THE BEST
Without a doubt, the highlight of this year was my visit to Maranello, Italy as a guest of Ferrari. For a Prancing Horse greenhorn such as myself, it was an intense immersion, capped by a day of driving the fab 430 Scuderia.
No time for jet lag here. On arriving at the hotel, I was whisked off to the Galleria Ferrari Museum. Then an exclusive guided tour of the pristine Ferrari factory and Classiche Studio where the privileged bring their Ferraris "home" to be repaired and/or restored. The F1 operations were strictly off limits.
Even during the factory tour, we were moved along smartly, and received more than a few suspicious glances from the red jumpsuit-clad workers. At the final assembly line, where engines are installed and the cars are "born," our instructions were to keep videotaping to a minimum. At this most sacred of areas, hushed reverence seemed wholly (or is that holy?) appropriate as a mighty 611 hp 6.0 L V12 nestled into the prow of a 599 GTB.
The next morning's downpour made the mountainous test route an interesting exercise in restraint, it cleared up enough in the afternoon for an enlightening session at Ferrari's Fiorano test track.
Quite often, when a manufacturer hosts a track event, the journos follow a pace car (albeit at a good clip) around the course. Not here. Jump in the 430 and the track is yours.
Granted, three laps of the 2.9 km circuit is a skimpy count, but it was enough for me to appreciate Ferrari's claim that, with this highly technical and extremely precise lightweight special, a reasonably skilled driver can approach a professional's lap time.
Still high from the track stint, a Ferrari official called me over, unlocked the old red and white farmhouse, to let me spend a few moments in the perfectly preserved shrine of Enzo's private office – essentially untouched since his death in 1988. Mission complete.
THE WORST
This past year has been completely drama-free – no breakdowns, no speeding tickets, no cartwheeling Cayennes in Mongolia.

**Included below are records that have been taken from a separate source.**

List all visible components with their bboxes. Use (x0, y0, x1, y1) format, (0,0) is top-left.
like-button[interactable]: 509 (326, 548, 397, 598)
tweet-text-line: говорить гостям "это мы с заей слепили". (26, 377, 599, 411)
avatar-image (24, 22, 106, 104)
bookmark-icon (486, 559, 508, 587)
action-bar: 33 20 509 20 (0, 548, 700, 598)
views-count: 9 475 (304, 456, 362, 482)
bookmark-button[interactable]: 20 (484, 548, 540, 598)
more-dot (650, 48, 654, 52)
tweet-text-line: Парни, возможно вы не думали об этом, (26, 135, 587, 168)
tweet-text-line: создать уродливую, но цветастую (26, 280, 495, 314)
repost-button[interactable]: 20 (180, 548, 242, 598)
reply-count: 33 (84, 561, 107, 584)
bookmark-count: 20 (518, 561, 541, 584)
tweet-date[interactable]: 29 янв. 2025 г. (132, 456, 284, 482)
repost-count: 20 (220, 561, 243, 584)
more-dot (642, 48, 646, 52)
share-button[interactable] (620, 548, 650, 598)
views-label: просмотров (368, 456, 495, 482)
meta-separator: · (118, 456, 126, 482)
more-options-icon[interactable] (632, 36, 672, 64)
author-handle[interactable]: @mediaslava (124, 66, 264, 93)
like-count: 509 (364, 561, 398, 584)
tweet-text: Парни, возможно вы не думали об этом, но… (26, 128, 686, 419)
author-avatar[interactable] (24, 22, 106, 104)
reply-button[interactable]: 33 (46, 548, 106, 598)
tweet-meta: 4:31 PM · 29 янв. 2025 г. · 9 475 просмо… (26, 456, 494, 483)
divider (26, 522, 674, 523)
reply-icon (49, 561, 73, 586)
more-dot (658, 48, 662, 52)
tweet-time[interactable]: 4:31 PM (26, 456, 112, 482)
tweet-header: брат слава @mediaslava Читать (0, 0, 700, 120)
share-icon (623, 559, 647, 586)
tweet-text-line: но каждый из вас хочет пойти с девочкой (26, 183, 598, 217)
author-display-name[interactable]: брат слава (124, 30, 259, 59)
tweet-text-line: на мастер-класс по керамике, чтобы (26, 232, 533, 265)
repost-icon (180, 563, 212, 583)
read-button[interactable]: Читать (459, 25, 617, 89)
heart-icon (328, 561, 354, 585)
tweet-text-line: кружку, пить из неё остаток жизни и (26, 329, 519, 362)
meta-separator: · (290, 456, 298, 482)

Okay. One day in Bavaria was not the greatest.
We were driving BMW turbodiesels over an extended route of bucolic pastoral blacktop and the autobahn. Comically, most of us got lost immediately after leaving the hotel due to a very unGerman-like error in the route book.
And my stomach wasn't feeling so good either. Kinda queasy, actually. Might have had something to do with the previous night's beer garden activities. Did you know the Bavarian diet consists solely of pig, suckling pig, ham, pork schnitzel, pork sausage, potatoes and beer? But I digress.
Merging onto the autobahn, I'm looking for the overhead signs that post the speed limits, and more important, let you know when it's okay to put the hammer down. Before I know it, a writer from the Globe blows by me.
We stop for lunch at this lovely lakeside resort near the Austrian border. Ms. Globe taunts me: "I can't believe you let a girl pass you on the autobahn!" Oh, my stomach.
Forgoing the ritual of pork, I order the fish. The damn thing comes to the table head and all, staring up at me with this look of "C'mon autobahn boy, let's see what you're made of."
As a capper, the autobahn was blocked on the way back, consigning us to a couple of hours of side-road gridlock. Then it poured. And pig for dinner.
Yeah, I know. Hardly a tragic tale. I'll try harder next year.